# So not prepared!



## BackyardCritters (May 4, 2011)

One problem I have discovered (thought it was always in the back of my mind) from buying families at the sale barn...you don't know if the mama has been bred back yet!

So frustrating.  I don't like to breed back immediatly, because we like to leave the babies with their mamas until 6 weeks.  Well 2 weeks ago we bought a mama and 6 kits that were 2 weeks old (for $35!!)  Today the mama started moving stuff around in the cage and making a nest. I am excited for more babies, but I like to know when they are coming!  So the babies are only 4 weeks old and I have taken the mama out of the cage and moved her to a bigger cage with a bigger nest box (she is HUGE-we think she might have some flemish giant or something in her- She was sold as a New Zealand but she is bigger than all of our other mamas and was having a hard tiem getting in the nest box)

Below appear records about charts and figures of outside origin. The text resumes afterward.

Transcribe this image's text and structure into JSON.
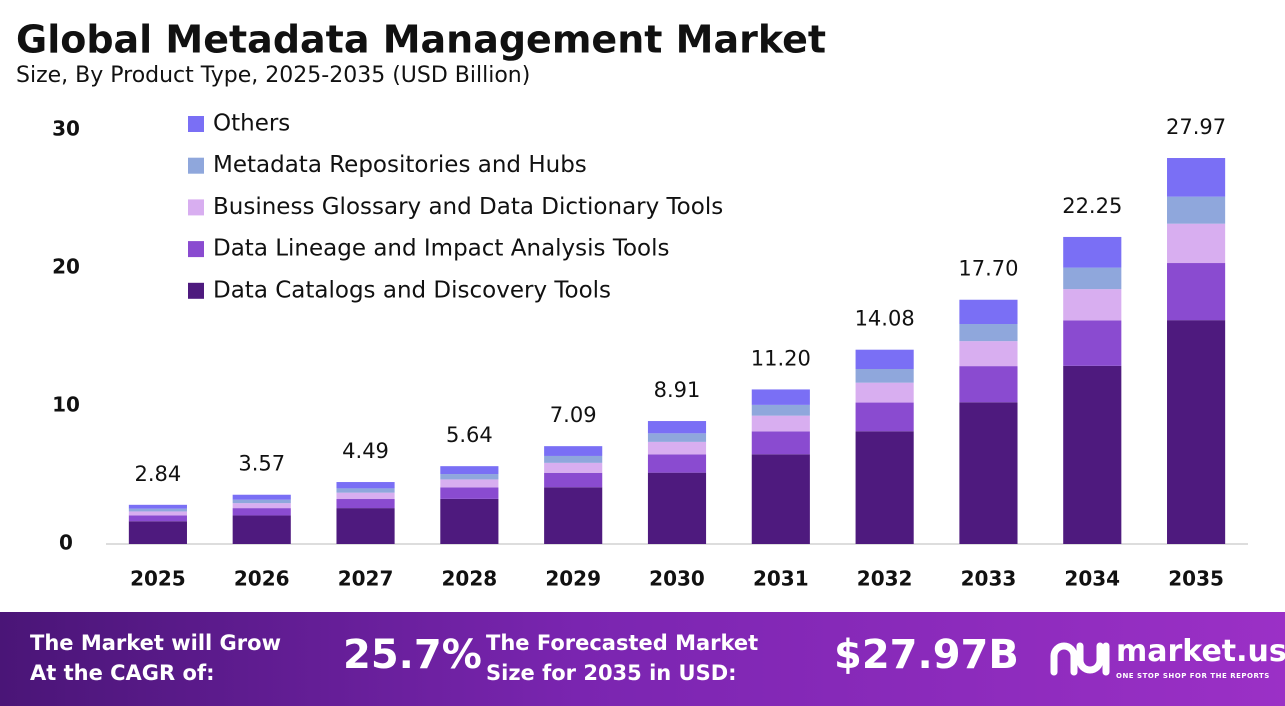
{
  "chart_data": {
    "type": "bar",
    "stacked": true,
    "title": "Global Metadata Management Market",
    "subtitle": "Size, By Product Type, 2025-2035 (USD Billion)",
    "categories": [
      "2025",
      "2026",
      "2027",
      "2028",
      "2029",
      "2030",
      "2031",
      "2032",
      "2033",
      "2034",
      "2035"
    ],
    "series": [
      {
        "name": "Data Catalogs and Discovery Tools",
        "color": "#4e1a7e",
        "values": [
          1.65,
          2.07,
          2.6,
          3.27,
          4.11,
          5.17,
          6.5,
          8.17,
          10.27,
          12.91,
          16.22
        ]
      },
      {
        "name": "Data Lineage and Impact Analysis Tools",
        "color": "#8a4bd0",
        "values": [
          0.42,
          0.53,
          0.66,
          0.83,
          1.05,
          1.32,
          1.66,
          2.08,
          2.62,
          3.29,
          4.14
        ]
      },
      {
        "name": "Business Glossary and Data Dictionary Tools",
        "color": "#d8aef0",
        "values": [
          0.29,
          0.36,
          0.46,
          0.58,
          0.72,
          0.91,
          1.14,
          1.44,
          1.81,
          2.27,
          2.85
        ]
      },
      {
        "name": "Metadata Repositories and Hubs",
        "color": "#8fa7dc",
        "values": [
          0.2,
          0.25,
          0.31,
          0.39,
          0.5,
          0.62,
          0.78,
          0.99,
          1.24,
          1.56,
          1.96
        ]
      },
      {
        "name": "Others",
        "color": "#7a6ff5",
        "values": [
          0.28,
          0.36,
          0.46,
          0.57,
          0.71,
          0.89,
          1.12,
          1.4,
          1.76,
          2.22,
          2.8
        ]
      }
    ],
    "totals": [
      2.84,
      3.57,
      4.49,
      5.64,
      7.09,
      8.91,
      11.2,
      14.08,
      17.7,
      22.25,
      27.97
    ],
    "total_labels": [
      "2.84",
      "3.57",
      "4.49",
      "5.64",
      "7.09",
      "8.91",
      "11.20",
      "14.08",
      "17.70",
      "22.25",
      "27.97"
    ],
    "ylim": [
      0,
      30
    ],
    "yticks": [
      0,
      10,
      20,
      30
    ],
    "grid": false,
    "legend": "upper left"
  },
  "footer": {
    "cagr_text": [
      "The Market will Grow",
      "At the CAGR of:"
    ],
    "cagr": "25.7%",
    "forecast_text": [
      "The Forecasted Market",
      "Size for 2035 in USD:"
    ],
    "forecast": "$27.97B",
    "brand": "market.us",
    "tagline": "ONE STOP SHOP FOR THE REPORTS"
  }
}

So Will the babies be okay that I just took their mama out of their cage? Usually when I wean, I take 2 out at a time to make sure they are doing okay.  They are all eating pellets and drinking our of the water bottle I know, but I don't know if they were still nursing or not.  I had never seen them nurse.

Here is a pic of the family when we brought them home:


----------



## DianeS (May 4, 2011)

If it were me, I'd still put momma back in with the kits once a day so they can nurse. I wouldn't potentially sacrifice the health or wellbeing of baby rabbits that already exist just because momma might be pregnant and might have more babies. 

Once the new babies are really here you might choose to let mom nurse only them, but until then I would only count the babies that I can see! After all, the second pregnancy might turn out to be a false one, or the babies might be born dead, or there might be only one, etc. 

Even if its a real pregnancy with a good sized litter, you might have a couple more days before its born. So you can still do your normal wean-two-at-a-time thing, at least until the newbies are here. 

The bigger nestbox sounds like a good idea. Mom needs to be comfortable!

Hope that helps!


----------